Eleanor’s graphic novel, The Flood Girls, is a symbol driving The Tension Between the Self and Family and a symbol of Eleanor and Ivy’s strong sisterly bond. The novel is a candid and vivid depiction of Eleanor and Ivy’s childhoods in New York City and Aspen and explores multiple events including their early childhoods, their mother’s death, their move to Aspen, their father’s alcohol addiction and neglect, Ivy’s illness, and the death of their dog, Parsley. Eleanor intends for the story to reflect the truth and the strong, enduring bond between her and Ivy. For this reason, she gifts Ivy the book for her wedding. She also seeks to publish the work in the future. Like the book, she hopes that her relationship with Ivy will succeed amid the changes in both their lives, including Eleanor’s marriage to Joe and Ivy’s marriage to Bucky. However, during Eleanor and Ivy’s argument after John-Tyler’s christening, Ivy reveals that she and Bucky were “offended” by the book’s unfiltered honesty and that Ivy feels retraumatized by it. Ivy’s criticism of the book reflects the strain in her and Eleanor’s relationship amid Bucky’s influence over her and her emotional vulnerability. Later, when Ivy and Bucky distance themselves from Eleanor, Bucky returns The Flood Girls to Eleanor, suggesting that Ivy is also rejecting her relationship with Eleanor. This causes Eleanor to cut Ivy off completely, and she stops working on the book, allowing her work with Joyce Primm and Sheridan Smith to come to a halt. After coming to terms with the past and making peace with Joe’s conversion, Eleanor finishes The Flood Girls and begins to consider publishing it again, saying that it is “jinxed no more” (206). Likewise, she decides, “I will never be done with Ivy. I don’t want to be done with Ivy. She’s my sister” (206). Like the book, Eleanor will not give up on her sister.

Joe’s Telescope

Joe’s telescope is a symbol that drives The Tension Between the Self and Family, Joe’s secret spiritual journey, and the wall of secrecy between Joe and Eleanor in the novel. The scope first appears when Eleanor and Timby return to the apartment with Spencer Martell and she notices the “bizarre” scope in Joe’s office: “On Joe’s desk. A telescope of some kind. Gray, the size of a demi-baguette, on crouching insect legs. It was aimed out the window” (83). The scope makes Eleanor realize that Joe is keeping some kind of secret from her and that she has not been attentive enough toward him. After she finds Joe and learns about his conversion to Christianity, he reveals that he uses the scope to look at the stars before describing how his observation of the stars and space through the scope and his following of the Hubble telescope has made him realize how vast the universe is and how much mystery there is in the world, which he understands now that he believes in God:

They recently aimed it at the most boring and empty patch of sky they could find. After collecting light for weeks, it found ten thousand galaxies thirteen billion lightyears away. The human mind can’t comprehend that. And it goes the other way too. The smallest particle used to be a grain of sand. Then a molecule, then an atom, then an electron, then a quark. Now it’s a string. You know what a string is? It’s a millionth of a billionth of a billionth of a billionth of a centimeter. But I was going around like I had it all figured out? And where did it lead me? To wig out at a Seahawks game! That’s over now. I’m welcoming the mystery. I’m comforted by the mystery (191).

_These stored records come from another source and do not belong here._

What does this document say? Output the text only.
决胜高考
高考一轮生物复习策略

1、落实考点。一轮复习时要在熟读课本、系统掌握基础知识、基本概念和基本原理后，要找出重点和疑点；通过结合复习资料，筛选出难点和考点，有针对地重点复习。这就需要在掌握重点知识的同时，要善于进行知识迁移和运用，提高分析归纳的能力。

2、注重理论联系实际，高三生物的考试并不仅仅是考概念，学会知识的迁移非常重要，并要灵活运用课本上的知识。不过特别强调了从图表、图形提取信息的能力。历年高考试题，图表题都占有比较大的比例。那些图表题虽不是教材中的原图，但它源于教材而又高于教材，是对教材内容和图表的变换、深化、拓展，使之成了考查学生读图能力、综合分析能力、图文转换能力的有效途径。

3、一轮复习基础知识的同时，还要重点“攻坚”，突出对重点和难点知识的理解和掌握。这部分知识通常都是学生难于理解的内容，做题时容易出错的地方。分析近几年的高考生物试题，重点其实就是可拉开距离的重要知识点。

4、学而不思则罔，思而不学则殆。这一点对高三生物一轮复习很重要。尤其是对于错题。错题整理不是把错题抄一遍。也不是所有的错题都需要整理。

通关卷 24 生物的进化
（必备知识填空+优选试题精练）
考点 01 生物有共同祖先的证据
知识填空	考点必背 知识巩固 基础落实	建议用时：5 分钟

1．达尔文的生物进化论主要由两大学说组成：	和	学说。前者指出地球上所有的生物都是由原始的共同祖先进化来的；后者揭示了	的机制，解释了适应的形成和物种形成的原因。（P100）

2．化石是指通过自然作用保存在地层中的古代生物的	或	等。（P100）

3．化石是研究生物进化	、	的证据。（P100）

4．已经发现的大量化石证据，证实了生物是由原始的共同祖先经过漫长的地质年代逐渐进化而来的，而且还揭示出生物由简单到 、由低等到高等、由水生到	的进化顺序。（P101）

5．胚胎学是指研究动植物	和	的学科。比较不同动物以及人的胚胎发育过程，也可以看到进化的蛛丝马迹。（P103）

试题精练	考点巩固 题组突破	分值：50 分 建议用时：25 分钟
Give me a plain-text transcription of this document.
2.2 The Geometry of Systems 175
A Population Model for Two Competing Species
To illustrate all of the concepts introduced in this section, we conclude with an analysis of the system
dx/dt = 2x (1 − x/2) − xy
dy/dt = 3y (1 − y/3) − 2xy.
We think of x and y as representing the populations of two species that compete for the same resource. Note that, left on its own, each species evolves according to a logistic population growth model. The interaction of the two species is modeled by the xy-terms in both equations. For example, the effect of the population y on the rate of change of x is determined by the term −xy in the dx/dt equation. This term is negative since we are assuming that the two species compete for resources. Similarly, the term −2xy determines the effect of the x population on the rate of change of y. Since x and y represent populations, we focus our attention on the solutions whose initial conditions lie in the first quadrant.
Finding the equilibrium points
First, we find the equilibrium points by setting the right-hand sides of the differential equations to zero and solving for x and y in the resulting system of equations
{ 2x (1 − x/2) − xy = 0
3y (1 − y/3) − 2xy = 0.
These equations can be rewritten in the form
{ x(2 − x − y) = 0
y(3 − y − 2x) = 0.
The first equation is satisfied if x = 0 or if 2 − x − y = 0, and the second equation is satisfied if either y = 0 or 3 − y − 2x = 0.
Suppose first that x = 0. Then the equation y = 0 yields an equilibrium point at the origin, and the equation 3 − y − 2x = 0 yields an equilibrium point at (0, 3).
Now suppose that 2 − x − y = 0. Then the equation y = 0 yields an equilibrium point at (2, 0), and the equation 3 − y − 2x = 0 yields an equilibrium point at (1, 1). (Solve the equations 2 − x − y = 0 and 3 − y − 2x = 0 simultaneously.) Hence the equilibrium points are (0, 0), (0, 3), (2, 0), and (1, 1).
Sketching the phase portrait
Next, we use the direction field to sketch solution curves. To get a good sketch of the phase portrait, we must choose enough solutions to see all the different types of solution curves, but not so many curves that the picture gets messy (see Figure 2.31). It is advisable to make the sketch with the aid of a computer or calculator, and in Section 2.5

The scope shows Joe that he does not know everything and reflects his search for the mysteries of the universe and God’s wonders. Eventually, the tension that this revealed secret and the new differences in Joe and Eleanor’s religious beliefs create causes Eleanor to have an outburst. However, they later agree to work through this difference, and Eleanor becomes more accepting of Joe’s new faith in the divine.